High voltage DC power supplies are used by science enthusiasts for powering electron tubes and x-ray tubes, charging high-voltage capacitors, powering electrostatic “levitators”, etc. Many of these power supplies use a flyback transformer to produce high voltage at high frequency (AC), followed by a “Cockroft-Walton Multiplier” to rectify and dramatically increase the voltage.
The Cockroft-Walton multiplier uses a cascaded series of diodes and capacitors to generate a high voltage DC potential from an AC input through a circuit topology that uses diodes to charge capacitors in parallel and discharge them in series. The output polarity of the Cockroft-Walton multiplier depends on the way in which its diodes are oriented, so the output polarity (referenced to ground) of a high-voltage DC power supply is usually set during the design.
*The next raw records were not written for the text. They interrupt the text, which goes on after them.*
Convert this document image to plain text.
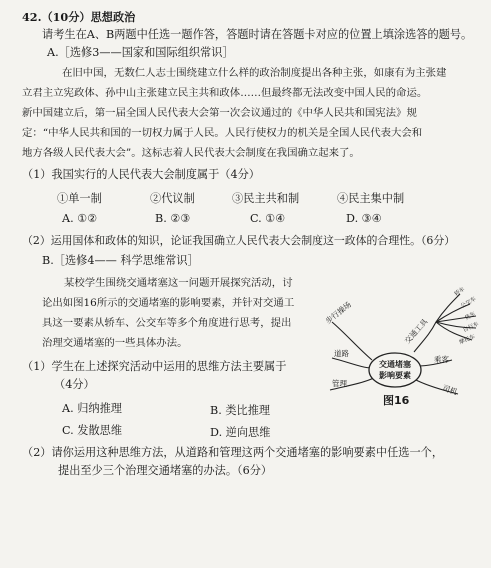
42.（10分）思想政治
请考生在A、B两题中任选一题作答，答题时请在答题卡对应的位置上填涂选答的题号。
A.［选修3——国家和国际组织常识］
在旧中国，无数仁人志士围绕建立什么样的政治制度提出各种主张，如康有为主张建
立君主立宪政体、孙中山主张建立民主共和政体……但最终都无法改变中国人民的命运。
新中国建立后，第一届全国人民代表大会第一次会议通过的《中华人民共和国宪法》规
定：“中华人民共和国的一切权力属于人民。人民行使权力的机关是全国人民代表大会和
地方各级人民代表大会”。这标志着人民代表大会制度在我国确立起来了。
（1）我国实行的人民代表大会制度属于（4分）
①单一制	②代议制	③民主共和制	④民主集中制
A. ①②	B. ②③	C. ①④	D. ③④
（2）运用国体和政体的知识，论证我国确立人民代表大会制度这一政体的合理性。（6分）
B.［选修4—— 科学思维常识］
某校学生围绕交通堵塞这一问题开展探究活动，讨
论出如图16所示的交通堵塞的影响要素，并针对交通工
具这一要素从轿车、公交车等多个角度进行思考，提出
治理交通堵塞的一些具体办法。
（1）学生在上述探究活动中运用的思维方法主要属于
（4分）
A. 归纳推理	B. 类比推理
C. 发散思维	D. 逆向思维
（2）请你运用这种思维方法，从道路和管理这两个交通堵塞的影响要素中任选一个，
提出至少三个治理交通堵塞的办法。（6分）
交通堵塞
影响要素
步行操场
交通工具
道路
管理
乘客
司机
轿车
公交车
货车
自行车
摩托车
图16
However, since some of our physics experiments require one or the other polarity, we build our Cockroft-Walton multipliers with an extra capacitor so that we can make our HV power supplies output either positive or negative high voltage referenced to ground. The schematic for our “reversible” Cockroft-Walton is shown in the following picture (click to enlarge):
If the high-voltage AC output of the flyback is connected to point “A” of the voltage multiplier, and point “B” is connected to ground, then the output at point “D” will be positive. If however point “C” receives the high-voltage AC, and point “D” is connected to ground, then point “B” will be negative.
As shown in the following pictures, the multiplier should be built on a piece of clean perfboard:
The circuit board is then suspended by nylon spacers inside a plastic enclosure (of the type used to store food):
Banana connectors are then installed on the plastic container and wired directly to points A, B, C, and D. The connectors must be sealed very well using silicone RTV:
The connectors are then labeled as follows:
The plastic container should then be filled with pure mineral oil (may be purchased at a pharmacy) to completely submerge the multiplier circuit assembly, which prevents high voltage breakdown between components:
You can use any high-voltage AC power supply to drive the multiplier. Our favorite circuit is the following DC-to-AC inverter (click diagram to enlarge):
In this AC power supply, a push-pull oscillator drives a TV flyback transformer from an old color TV (a flyback without embedded tripler). The well-known hack is that the original primary of the flyback is not used. Instead, new primaries are made by winding two sets of four turns each of insulated #18 wire around the exposed core of the flyback transformer. Feedback for the oscillator is obtained through an additional coil of 4 turns of #24 wire wound around the core:
As shown in the picture above, we built the low-voltage DC power supply right into the chassis. We vary the voltage using an external variac (not shown in the pictures). In our power supply, 12 V applied at the input of the flyback driver produces around 250 kV DC at the output of the multiplier. We have measured up to 300 kV DC at higher input voltages, but the corona and breakdown get very scary, so we haven’t tried pushing the limit.
UPDATE 2/10/2012: Please see the following two posts for additional information on building the resonant transformer driver, as well as on winding the primary for the flyback transformer:
The following YouTube video shows an early version of our d.i.y. power supply being used to fly an electrostatic “lifter” that Shanni built many years ago as a grade-school science-fair project:
In our d.i.y. book “Exploring Quantum Physics Through Hands-On Projects” we show many ways in which this power supply can be used to perform advanced physics experiments.
DANGER! Please note that this is a dangerous device! It produces high voltages which can cause very painful or lethal electrical shocks. In addition, spark discharges can be produced which can ignite flammable materials or volatile atmospheres. Remember that the capacitors retain charge long after the power supply is switched off. Thoroughly discharge them before touching the high voltage rails!